The railroad’s demand for indemnification is why 27 of Florida’s 40 senators last year rejected the CSX deal. Sen. Paula Dockery, R-Lakeland, who led the fight for average citizens, says she’s seen no movement among returning senators, though a couple new members have yet to decide. Citizens can only hope this coalition holds strong to protect our pocketbooks.
Alex Sink, the state’s chief financial officer, warns of enormous risk if the state completes the CSX deal on CSX's terms. "While the expansion of commuter rail is a laudable and important component of wise transportation planning, Florida's taxpayers should not assume an undue amount of liability," she wrote last year’s Senate president.
“Taxpayers will be responsible for paying the bill in several scenarios, even if CSX is completely at fault. … At a minimum, I respectfully encourage you to limit the liability provisions above to the CSX corridor acquisition and prevent future negotiations from happening under the cover of darkness. “
Since then, Tampa's representative in Congress, Kathy Castor, and four of her colleagues – including U.S. Rep. James Oberstar, D-Minn., who heads the House Transportation and Infrastructure Committee – have asked the General Accounting Office to examine liability issues for commuter systems that share tracks with freight trains. The report is expected in February.
But U.S. Rep John Mica, R-Orlando, says there’s no time to waste. He wants Florida to close the deal now, no matter the costs, corporate subsidies and giveaways. Mica shows no desire to negotiate a better deal for taxpayers.

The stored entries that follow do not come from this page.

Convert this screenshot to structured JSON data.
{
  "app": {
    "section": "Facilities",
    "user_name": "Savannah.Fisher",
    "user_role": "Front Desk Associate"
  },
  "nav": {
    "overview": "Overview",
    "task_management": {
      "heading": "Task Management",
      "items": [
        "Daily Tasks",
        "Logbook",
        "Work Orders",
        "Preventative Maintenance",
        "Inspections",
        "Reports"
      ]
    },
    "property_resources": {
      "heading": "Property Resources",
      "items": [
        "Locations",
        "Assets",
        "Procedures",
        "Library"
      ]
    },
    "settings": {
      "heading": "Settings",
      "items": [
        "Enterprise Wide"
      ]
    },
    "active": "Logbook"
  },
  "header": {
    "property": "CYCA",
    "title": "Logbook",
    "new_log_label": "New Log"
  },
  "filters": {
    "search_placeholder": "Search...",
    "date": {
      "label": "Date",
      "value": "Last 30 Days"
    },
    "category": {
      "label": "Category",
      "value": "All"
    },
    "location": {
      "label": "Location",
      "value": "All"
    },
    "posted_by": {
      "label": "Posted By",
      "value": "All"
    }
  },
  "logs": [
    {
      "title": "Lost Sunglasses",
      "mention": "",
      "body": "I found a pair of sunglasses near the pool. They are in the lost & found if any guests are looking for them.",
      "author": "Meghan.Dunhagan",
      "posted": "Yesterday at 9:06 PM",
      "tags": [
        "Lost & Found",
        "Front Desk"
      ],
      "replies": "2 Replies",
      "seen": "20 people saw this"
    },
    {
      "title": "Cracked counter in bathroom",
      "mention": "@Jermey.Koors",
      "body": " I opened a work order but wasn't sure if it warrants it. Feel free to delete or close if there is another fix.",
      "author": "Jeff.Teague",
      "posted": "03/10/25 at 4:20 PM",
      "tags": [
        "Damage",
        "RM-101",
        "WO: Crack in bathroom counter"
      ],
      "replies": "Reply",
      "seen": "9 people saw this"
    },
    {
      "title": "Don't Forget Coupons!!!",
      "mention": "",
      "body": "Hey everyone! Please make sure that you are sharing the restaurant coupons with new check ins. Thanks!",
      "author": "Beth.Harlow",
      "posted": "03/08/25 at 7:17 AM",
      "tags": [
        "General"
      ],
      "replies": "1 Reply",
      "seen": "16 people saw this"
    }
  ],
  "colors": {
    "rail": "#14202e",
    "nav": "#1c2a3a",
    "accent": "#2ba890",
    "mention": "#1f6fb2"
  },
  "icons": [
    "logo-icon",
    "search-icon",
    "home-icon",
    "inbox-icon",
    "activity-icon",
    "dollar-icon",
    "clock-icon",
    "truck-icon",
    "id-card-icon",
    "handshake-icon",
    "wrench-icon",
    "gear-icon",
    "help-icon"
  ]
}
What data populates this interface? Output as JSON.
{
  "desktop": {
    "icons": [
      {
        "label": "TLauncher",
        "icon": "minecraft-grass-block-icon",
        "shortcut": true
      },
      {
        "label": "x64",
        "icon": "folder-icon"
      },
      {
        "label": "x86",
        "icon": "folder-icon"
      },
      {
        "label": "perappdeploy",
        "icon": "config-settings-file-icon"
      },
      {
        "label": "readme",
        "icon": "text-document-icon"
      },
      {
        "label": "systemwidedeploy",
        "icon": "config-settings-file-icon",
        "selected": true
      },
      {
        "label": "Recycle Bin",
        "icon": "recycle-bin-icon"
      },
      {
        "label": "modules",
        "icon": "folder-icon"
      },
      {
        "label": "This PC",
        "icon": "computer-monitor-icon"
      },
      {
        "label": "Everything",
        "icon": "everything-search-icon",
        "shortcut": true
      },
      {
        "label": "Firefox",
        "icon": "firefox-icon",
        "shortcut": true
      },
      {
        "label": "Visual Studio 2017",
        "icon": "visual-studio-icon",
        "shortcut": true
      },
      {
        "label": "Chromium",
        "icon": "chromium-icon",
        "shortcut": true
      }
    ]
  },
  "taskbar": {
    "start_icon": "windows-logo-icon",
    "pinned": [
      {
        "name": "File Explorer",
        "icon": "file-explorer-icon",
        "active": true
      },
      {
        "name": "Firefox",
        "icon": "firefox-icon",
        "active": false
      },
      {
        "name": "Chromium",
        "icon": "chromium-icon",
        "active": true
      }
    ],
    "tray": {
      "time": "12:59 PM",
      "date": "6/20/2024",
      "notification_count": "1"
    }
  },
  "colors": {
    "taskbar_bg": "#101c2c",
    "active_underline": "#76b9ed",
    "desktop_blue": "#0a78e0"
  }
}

If CSX were leasing its tracks for use by the state, as it does with Amtrak, one might possibly understand its demands. But the for-profit railroad is selling the state the line at an unprecedented premium, getting taxpayers to maintain the line, paying a fraction of market value to use the tracks 12 hours a day for freight, and asking state taxpayers to pay the damages its trains cause while using our tracks.
Wouldn’t it make more sense for the state to lease the tracks 12 hours a day and save more than a billion dollars?
Why are some Florida politicians rushing head-long down this wrong track with CSX? What’s wrong with this picture?